Regex

Misc

  • For logical expressions, order matters. Therefore, more complicated patterns should precede simplier patterns.
    • Example:
      • (\\w+|\\w+\\s\\w+) says to extract single words then extract compound words or expressions, but since compound words are made up of single words, it will only extract the first halves and miss the whole compound word
      • ((\\w+\\s\\w+)|\\w+) will extract the compound word and then the single words.
  • Match anything once: (.*?)
  • Match empty lines: "^$"
  • Match punctuation and special characters: [^\\w\\s*]

Tools

  • autoregex - English to Regex
  • RegExplain - RStudio Addin. Interactively build your regexp, check the output of common string matching functions, consult the interactive help pages, or use the included resources to learn regular expressions

Patterns

  • Extracting Words and Compound Words at the Beginning

    qmd_txt
    #> [1] "-   200 Status - An API serving an ML model returns a HTTP 200 OK success status response code indicates that the request has succeeded." 
    #> [2] "-   AMI - amazon machine image. Thing that has R and the main packages you need to load onto the cloud server"
    #> [3] "-   Anti-patterns - certain patterns in software development that are considered bad programming practices."
    qmd_txt |> 
      str_extract(pattern = "^\\-   ((\\w+\\s\\w+)|(\\w+[^\\w\\s*]+\\w+)|\\w+)")
    
    #> [1] "-   200 Status"                 
    #> [2] "-   AMI"          
    #> [3] "-   Anti-patterns"
    • (\\w+\\s\\w+) matches patterns of “word + space + word”
    • (\\w+[^\\w\\s*]+\\w+) matches patterns of “word + (not word and not space) + word”
      • [^\\w\\s*] will match punctuation and special characters (e.g. hypens separating words)
    • \\w+ matches word
  • Extract words between brackets and parentheses.

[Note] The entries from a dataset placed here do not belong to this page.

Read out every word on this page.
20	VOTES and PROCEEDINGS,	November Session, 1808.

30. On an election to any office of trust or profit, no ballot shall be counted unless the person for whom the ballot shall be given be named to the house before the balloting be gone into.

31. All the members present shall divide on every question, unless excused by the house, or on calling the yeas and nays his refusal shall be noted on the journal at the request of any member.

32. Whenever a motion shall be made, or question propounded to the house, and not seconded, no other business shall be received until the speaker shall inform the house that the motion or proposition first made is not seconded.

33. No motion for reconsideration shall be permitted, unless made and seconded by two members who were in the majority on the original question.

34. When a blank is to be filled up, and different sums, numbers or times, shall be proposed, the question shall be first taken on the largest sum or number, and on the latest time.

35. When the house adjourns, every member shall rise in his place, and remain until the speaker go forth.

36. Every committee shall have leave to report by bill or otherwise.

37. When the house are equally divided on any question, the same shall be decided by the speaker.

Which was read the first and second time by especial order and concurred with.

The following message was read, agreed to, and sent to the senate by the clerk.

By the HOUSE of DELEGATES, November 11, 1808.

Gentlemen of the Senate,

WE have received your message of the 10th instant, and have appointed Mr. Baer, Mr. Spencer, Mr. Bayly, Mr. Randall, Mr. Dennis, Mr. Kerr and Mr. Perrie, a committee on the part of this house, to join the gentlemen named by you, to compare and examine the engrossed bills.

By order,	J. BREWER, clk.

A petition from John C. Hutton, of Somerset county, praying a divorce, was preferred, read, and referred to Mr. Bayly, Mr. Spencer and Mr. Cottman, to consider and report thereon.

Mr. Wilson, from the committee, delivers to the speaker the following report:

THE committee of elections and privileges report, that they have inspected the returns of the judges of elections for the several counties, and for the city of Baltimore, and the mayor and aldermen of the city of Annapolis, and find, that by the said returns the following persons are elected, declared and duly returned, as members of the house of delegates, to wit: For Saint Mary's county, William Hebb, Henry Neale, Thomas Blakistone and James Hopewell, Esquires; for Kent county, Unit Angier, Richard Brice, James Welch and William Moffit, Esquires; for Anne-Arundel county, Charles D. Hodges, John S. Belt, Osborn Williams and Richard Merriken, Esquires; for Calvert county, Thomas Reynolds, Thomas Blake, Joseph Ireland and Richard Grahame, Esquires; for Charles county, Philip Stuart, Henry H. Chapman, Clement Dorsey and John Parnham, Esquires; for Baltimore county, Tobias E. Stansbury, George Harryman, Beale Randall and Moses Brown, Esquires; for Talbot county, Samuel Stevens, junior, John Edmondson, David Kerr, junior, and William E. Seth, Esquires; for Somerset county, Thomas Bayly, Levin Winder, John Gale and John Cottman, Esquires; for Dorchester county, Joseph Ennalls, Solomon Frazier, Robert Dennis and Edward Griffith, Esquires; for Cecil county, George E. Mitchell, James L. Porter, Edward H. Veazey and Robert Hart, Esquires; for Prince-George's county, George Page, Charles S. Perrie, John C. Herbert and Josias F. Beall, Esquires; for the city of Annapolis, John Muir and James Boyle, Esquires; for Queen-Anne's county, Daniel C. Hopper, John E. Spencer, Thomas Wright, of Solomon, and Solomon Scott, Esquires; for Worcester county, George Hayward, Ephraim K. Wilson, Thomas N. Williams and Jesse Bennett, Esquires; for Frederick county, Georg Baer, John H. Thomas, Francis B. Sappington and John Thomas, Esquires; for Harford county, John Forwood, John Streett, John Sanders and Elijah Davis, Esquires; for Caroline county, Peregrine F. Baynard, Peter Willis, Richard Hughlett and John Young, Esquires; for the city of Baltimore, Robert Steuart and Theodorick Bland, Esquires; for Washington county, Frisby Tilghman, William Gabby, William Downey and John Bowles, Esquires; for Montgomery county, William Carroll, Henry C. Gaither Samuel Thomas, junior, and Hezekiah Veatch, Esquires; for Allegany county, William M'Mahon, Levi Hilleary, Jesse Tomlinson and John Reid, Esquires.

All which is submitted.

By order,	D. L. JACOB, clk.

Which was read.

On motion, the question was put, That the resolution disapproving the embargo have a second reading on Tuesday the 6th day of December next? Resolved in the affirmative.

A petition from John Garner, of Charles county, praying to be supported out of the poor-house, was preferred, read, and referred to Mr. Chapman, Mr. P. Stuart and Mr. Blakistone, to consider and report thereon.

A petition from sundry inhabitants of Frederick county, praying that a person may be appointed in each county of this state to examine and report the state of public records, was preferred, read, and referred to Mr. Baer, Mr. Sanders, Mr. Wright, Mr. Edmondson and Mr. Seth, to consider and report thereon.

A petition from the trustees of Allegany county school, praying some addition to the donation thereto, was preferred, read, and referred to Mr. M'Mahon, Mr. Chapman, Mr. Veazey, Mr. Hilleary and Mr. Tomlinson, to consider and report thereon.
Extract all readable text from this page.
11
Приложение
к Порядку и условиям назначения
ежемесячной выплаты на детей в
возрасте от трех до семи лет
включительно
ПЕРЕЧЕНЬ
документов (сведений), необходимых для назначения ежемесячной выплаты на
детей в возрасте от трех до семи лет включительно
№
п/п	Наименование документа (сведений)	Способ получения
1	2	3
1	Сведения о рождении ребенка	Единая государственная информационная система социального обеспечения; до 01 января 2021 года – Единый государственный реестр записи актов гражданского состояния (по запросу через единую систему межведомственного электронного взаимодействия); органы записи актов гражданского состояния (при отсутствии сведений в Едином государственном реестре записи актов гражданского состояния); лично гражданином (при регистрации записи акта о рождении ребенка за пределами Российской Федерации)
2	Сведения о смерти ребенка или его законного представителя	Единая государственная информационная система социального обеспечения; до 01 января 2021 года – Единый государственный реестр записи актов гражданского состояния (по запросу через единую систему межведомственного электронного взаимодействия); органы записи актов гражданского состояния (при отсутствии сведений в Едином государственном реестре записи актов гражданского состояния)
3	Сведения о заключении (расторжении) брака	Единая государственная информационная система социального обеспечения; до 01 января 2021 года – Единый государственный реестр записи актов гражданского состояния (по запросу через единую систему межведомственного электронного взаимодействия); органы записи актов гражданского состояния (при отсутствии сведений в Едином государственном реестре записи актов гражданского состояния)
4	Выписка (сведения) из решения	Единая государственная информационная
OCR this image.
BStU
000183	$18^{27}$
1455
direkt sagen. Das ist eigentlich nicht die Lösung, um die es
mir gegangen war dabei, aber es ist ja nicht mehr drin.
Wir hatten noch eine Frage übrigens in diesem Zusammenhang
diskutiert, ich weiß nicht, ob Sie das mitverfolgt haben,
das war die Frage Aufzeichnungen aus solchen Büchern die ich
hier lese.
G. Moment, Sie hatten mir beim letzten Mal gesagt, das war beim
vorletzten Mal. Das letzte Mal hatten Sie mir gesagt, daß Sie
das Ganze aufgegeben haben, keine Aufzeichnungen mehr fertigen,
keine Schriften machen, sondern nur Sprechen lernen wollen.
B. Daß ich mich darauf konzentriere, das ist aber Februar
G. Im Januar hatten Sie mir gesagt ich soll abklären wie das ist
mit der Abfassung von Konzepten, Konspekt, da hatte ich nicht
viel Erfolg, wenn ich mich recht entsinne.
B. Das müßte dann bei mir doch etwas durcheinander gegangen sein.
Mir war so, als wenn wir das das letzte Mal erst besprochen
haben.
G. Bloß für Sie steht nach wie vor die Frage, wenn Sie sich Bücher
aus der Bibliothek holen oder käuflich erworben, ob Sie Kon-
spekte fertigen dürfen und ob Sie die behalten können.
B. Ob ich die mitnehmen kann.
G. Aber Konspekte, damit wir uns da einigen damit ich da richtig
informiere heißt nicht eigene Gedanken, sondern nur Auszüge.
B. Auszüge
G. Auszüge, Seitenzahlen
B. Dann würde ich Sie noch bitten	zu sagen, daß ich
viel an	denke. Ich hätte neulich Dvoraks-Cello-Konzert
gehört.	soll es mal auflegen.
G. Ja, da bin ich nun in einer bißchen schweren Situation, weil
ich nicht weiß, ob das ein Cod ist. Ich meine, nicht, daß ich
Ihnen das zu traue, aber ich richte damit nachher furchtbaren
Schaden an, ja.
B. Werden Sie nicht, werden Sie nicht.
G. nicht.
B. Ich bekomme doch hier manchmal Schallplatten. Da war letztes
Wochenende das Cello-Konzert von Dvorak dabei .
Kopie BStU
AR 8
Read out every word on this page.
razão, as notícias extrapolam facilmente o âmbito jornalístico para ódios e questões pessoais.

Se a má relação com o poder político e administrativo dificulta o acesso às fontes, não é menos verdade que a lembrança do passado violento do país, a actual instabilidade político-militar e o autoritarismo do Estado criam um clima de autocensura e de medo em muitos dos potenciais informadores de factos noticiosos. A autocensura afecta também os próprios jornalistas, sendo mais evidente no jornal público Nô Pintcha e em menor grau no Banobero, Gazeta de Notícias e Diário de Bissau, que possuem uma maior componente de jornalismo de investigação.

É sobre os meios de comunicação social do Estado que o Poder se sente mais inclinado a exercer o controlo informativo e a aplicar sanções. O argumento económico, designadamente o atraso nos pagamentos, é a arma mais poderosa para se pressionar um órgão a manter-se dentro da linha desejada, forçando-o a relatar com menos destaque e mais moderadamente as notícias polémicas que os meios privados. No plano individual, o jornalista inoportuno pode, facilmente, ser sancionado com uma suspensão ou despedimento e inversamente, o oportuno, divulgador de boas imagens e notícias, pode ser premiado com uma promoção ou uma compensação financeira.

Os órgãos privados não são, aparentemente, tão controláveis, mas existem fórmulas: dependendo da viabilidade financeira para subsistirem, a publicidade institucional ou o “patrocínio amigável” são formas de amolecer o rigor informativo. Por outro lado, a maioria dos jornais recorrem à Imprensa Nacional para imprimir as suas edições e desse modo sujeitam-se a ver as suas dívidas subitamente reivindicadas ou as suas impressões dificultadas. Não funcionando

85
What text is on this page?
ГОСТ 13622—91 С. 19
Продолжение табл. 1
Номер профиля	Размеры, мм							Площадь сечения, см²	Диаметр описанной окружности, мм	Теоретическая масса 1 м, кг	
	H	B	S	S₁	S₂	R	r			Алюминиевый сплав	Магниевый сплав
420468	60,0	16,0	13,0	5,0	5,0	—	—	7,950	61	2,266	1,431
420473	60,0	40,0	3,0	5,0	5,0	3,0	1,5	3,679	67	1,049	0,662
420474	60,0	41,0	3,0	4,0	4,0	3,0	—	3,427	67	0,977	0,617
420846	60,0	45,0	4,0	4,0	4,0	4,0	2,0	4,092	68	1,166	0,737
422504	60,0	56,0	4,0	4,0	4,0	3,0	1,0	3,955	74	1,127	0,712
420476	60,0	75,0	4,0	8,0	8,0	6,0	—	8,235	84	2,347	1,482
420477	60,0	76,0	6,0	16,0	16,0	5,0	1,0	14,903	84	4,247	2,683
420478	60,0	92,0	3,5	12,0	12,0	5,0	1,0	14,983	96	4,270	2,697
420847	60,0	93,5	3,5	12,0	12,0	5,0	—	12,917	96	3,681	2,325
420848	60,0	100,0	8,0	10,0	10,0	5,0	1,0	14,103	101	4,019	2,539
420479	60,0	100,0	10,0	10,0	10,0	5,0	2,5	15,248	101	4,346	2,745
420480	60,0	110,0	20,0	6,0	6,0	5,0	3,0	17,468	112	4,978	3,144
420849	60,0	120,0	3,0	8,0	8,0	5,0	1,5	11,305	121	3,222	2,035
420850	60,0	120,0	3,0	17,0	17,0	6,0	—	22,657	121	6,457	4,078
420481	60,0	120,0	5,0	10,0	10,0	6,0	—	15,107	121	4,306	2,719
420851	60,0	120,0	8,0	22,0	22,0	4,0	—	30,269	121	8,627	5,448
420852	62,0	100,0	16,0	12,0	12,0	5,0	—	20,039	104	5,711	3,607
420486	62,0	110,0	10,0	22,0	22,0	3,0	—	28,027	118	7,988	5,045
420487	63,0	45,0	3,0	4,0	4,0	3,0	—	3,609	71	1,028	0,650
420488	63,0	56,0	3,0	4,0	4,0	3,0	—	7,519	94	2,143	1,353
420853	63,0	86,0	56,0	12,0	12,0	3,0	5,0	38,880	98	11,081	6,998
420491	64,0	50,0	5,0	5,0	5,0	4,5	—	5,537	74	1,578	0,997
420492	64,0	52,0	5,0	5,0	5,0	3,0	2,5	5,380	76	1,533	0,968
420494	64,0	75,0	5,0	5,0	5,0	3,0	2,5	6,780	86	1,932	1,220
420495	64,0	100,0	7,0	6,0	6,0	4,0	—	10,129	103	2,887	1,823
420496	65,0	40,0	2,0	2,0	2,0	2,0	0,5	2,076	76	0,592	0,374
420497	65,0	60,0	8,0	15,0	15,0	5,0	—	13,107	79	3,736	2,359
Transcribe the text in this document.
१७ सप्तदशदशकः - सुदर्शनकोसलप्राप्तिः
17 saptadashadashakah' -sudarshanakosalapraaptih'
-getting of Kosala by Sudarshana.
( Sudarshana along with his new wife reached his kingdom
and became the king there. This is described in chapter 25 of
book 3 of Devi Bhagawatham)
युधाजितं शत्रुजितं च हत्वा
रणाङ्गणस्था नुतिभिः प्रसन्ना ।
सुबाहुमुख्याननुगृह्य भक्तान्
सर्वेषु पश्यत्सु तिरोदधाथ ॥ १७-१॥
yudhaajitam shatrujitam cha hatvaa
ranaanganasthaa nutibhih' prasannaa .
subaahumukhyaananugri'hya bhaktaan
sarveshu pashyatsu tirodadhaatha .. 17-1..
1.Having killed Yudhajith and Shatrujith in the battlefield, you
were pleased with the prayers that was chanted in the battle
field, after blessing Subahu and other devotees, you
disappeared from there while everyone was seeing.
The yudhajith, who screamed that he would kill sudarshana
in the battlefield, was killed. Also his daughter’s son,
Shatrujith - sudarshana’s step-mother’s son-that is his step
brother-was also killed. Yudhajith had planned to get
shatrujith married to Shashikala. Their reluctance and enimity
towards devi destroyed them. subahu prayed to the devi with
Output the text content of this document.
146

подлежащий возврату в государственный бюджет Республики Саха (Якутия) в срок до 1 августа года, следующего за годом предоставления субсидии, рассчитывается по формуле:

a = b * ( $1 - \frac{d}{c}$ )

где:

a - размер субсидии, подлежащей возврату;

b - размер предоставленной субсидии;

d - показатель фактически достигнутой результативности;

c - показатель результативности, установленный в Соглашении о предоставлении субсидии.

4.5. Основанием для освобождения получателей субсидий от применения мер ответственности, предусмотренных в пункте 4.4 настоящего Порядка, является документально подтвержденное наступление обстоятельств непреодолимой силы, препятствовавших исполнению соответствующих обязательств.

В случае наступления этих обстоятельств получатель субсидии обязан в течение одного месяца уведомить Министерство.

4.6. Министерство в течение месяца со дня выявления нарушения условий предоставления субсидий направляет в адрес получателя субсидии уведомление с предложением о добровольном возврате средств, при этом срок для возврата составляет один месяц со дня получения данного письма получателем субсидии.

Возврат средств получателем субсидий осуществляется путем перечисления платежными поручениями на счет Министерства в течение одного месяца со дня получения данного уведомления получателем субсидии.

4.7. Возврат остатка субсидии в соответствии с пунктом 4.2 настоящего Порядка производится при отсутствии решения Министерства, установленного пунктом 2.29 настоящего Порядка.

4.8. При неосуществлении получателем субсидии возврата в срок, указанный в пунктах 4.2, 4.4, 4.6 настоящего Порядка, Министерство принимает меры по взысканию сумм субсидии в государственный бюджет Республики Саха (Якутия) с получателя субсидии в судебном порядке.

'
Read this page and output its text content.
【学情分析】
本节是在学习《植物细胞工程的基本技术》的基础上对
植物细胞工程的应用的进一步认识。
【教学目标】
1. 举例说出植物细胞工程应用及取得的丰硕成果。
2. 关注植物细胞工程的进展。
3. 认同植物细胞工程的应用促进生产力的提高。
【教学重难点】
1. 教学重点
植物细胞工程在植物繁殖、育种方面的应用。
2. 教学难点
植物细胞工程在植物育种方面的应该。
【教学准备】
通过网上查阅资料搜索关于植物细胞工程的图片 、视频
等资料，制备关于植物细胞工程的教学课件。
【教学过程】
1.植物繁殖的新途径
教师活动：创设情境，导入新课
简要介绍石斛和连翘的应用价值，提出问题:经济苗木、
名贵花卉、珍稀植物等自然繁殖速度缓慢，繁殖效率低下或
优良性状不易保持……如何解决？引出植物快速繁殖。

    • Example 1: Base R (source)

      # brackets
      text <- "Extract this [text] from the string."
      
      result <- sub(".*\\[(.*?)\\].*", "\\1", text)
      
      print(result)
      #> [1] "text"
      
      # parentheses
      text2 <- "This is a sample (extract this part) string."
      
      # Extract string between parentheses using base R
      extracted_base <- gsub(".*\\((.*)\\).*", "\\1", text2)
      print(extracted_base)
      #> [1] "extract this part"
      • .* matches any character (except for line terminators) zero or more times.
      • \\[ matches the literal [
      • (.*?) and (.*) are non-greedy matches for any character (.) zero or more times.
      • \\1 in the replacement string refers to the first capture group, i.e., the text between [ ] and ( ).
    • Example 2: {stringr} (source)

      # brackets
      result_str_extract <- str_extract(text, "(?<=\\[).*?(?=\\])")
      
      # parentheses
      extracted_str <- str_extract(text2, "\\(.*?\\)")
      extracted_str <- str_sub(extracted_str, 2, -2)
      • The str_extract function extracts the first substring matching a regex pattern.
      • Look-Behind (?<=\\[) and Look-Ahead (?=\\]) assertions match text between [ and ]
      • str_sub is then used to remove the enclosing parentheses.
    • Example 3: {stringi} (source)

      # brackets
      result_stri_extract <- stri_extract(text, regex = "(?<=\\[).*?(?=\\])")
      
      # parentheses
      extracted_stri <- stringi::stri_extract_first_regex(text2, "\\(.*?\\)")
      extracted_stri <- stringi::stri_sub(extracted_stri, 2, -2)
      • Similar to Example 2 {stringr}
  • Extract text after a special character

    • Example: After a hyphen (source)

      library(stringr)
      
      # Example string
      string <- "apple-pie"
      
      # Extract substring after the hyphen
      result <- str_extract(string, "(?<=-).*")
      # result <- stri_extract(string, regex = "(?<=-).*") # stringi
      print(result) 
      #> [1] "pie"
      • (?<=-) is a look-behind assertion ensuring the match occurs after a hyphen, and .* matches any character zero or more times.
  • Extract text before a space

    • Example: Before the first space (source)

      # Sample data
      text <- c("John Doe", "Jane Smith", "Alice Johnson")
      
      # Extract strings before the first space
      sub("\\s.*", "", text)
      
      #> [1] "John"  "Jane"  "Alice"
      
      # {stringr}
      str_extract(text, "^[^\\s]+")
      # {stringi}
      stri_extract_first_regex(text, "^[^\\s]+")
      • ^ says start at the beginning of the string. Then, [^\\s ]+ matches one or more characters that isn’t a space.